2) analyzing the returned (web page) content within the callback function, returning Item objects or requests or an iteratable container that includes both;

3) within the callback function, Selectors (Selectors) may be used to analyze the contents of the web page and generate items from the analyzed data;

4) storing the data into a database or a file by using Feed extensions by using the item returned by the spider; the main classes of Scapy include Item, Spider, Selector and the like; item is a container holding crawled data, and may be defined by creating a script. The Spider class defines how a web site (or sites) is crawled, including the act of crawling (e.g., whether links are followed) and how structured data is extracted from the content of the web page; seletors "select" a certain part of an HTML file by means of a specific XPath or CSS expression.

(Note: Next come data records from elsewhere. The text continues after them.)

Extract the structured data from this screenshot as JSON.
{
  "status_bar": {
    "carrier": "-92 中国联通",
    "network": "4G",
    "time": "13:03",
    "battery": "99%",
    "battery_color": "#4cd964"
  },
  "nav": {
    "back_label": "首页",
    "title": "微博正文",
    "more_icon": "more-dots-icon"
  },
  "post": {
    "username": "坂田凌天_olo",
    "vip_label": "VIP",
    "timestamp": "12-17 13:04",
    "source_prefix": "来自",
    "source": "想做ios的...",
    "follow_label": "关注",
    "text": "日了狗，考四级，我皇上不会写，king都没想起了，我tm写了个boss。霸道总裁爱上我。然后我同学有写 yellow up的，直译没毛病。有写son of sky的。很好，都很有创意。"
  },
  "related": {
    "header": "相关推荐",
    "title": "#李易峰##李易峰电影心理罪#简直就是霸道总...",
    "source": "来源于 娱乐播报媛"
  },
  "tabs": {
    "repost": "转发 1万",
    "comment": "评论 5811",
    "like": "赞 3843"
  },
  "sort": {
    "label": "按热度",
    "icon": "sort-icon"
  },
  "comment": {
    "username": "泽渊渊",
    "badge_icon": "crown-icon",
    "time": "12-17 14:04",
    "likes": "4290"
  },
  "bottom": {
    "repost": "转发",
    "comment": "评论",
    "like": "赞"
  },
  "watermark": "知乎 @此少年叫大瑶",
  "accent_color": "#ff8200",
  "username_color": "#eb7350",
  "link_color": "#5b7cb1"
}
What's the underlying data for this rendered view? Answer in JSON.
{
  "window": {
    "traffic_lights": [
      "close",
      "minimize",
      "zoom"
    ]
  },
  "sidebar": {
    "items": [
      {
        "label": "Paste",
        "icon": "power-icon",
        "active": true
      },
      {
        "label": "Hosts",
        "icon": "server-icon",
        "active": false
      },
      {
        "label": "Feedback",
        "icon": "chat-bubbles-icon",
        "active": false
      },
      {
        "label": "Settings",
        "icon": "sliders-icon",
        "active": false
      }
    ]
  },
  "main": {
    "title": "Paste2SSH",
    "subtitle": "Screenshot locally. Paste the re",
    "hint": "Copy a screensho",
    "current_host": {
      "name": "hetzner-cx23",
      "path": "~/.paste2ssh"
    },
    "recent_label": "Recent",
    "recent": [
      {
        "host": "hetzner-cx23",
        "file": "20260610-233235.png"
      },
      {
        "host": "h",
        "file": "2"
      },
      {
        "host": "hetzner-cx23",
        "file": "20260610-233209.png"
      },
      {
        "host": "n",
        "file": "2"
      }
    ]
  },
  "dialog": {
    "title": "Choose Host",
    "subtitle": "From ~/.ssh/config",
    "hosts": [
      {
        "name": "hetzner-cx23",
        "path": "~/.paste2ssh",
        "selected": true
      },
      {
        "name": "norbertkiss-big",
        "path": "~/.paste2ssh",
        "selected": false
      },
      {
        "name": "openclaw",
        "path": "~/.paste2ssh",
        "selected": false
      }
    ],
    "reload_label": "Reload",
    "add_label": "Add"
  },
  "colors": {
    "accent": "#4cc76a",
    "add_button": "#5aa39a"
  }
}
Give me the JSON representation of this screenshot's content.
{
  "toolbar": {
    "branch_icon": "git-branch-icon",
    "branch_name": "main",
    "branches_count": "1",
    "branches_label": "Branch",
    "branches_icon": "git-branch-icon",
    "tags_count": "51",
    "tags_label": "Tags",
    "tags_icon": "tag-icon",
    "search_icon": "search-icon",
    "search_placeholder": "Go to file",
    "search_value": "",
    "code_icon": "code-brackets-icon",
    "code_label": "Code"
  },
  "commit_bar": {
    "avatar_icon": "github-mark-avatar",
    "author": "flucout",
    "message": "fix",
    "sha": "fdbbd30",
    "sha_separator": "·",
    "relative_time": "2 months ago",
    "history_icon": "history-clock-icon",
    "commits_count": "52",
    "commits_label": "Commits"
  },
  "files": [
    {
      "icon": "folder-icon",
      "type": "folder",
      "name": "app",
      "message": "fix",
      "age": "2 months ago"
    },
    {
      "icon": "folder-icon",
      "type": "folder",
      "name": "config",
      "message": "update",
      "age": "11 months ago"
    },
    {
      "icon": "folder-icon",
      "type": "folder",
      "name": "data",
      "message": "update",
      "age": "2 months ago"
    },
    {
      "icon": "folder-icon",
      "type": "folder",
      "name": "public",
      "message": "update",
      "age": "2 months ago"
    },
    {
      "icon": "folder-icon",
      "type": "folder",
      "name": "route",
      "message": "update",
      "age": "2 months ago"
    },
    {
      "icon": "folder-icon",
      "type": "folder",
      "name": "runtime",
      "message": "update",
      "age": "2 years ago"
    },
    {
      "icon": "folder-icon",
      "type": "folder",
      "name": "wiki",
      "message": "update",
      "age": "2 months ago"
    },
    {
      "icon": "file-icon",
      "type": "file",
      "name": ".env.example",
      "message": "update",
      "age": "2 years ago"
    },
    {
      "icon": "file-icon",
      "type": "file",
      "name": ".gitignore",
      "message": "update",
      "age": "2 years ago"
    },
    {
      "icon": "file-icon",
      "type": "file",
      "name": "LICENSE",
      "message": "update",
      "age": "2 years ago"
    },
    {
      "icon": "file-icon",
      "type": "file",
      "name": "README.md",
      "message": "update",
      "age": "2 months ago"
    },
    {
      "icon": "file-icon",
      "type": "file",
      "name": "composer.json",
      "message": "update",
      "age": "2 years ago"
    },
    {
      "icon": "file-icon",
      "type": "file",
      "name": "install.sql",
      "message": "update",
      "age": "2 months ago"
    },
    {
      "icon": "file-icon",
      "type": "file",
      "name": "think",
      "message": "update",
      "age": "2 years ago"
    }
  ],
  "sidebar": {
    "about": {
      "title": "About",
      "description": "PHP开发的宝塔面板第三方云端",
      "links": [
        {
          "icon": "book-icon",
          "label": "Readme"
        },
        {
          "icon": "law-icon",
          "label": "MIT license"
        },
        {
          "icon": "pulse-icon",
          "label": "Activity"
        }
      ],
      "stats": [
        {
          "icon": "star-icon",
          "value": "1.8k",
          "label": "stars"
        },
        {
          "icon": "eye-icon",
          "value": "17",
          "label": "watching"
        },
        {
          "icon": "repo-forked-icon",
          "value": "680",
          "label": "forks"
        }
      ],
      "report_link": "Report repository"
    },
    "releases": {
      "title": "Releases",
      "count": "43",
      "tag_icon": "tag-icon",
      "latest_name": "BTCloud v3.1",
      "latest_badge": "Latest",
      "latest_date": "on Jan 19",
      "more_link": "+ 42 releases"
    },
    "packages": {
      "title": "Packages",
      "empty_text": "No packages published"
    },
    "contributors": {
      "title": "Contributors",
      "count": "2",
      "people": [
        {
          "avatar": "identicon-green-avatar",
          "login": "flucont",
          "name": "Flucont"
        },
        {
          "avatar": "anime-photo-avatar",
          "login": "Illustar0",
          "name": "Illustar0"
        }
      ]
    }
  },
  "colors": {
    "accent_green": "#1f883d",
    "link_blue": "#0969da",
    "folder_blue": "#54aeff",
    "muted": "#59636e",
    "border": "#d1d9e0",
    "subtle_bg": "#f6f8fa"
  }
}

2. The script-based data collection method of claim 1, wherein: and when determining the source of the big data needing to be collected, dividing the data according to the field of the generated data and the behavior of the user.

3. The script-based data collection method of claim 1, wherein: when the data to be collected is acquired qualitatively, the judgment is mainly carried out by human experience, generally, tool equipment is not relied on, and suggestions and the like of the data to be collected are given.

4. The script-based data collection method of claim 1, wherein: when quantitative sample data is collected, one or more data is collected by means of a proper information tool to guide production or decision.

5. The script-based data collection method of claim 1, wherein: and when data acquisition is carried out by using Scapy, the data acquisition is carried out step by using the steps of Scapy crawler.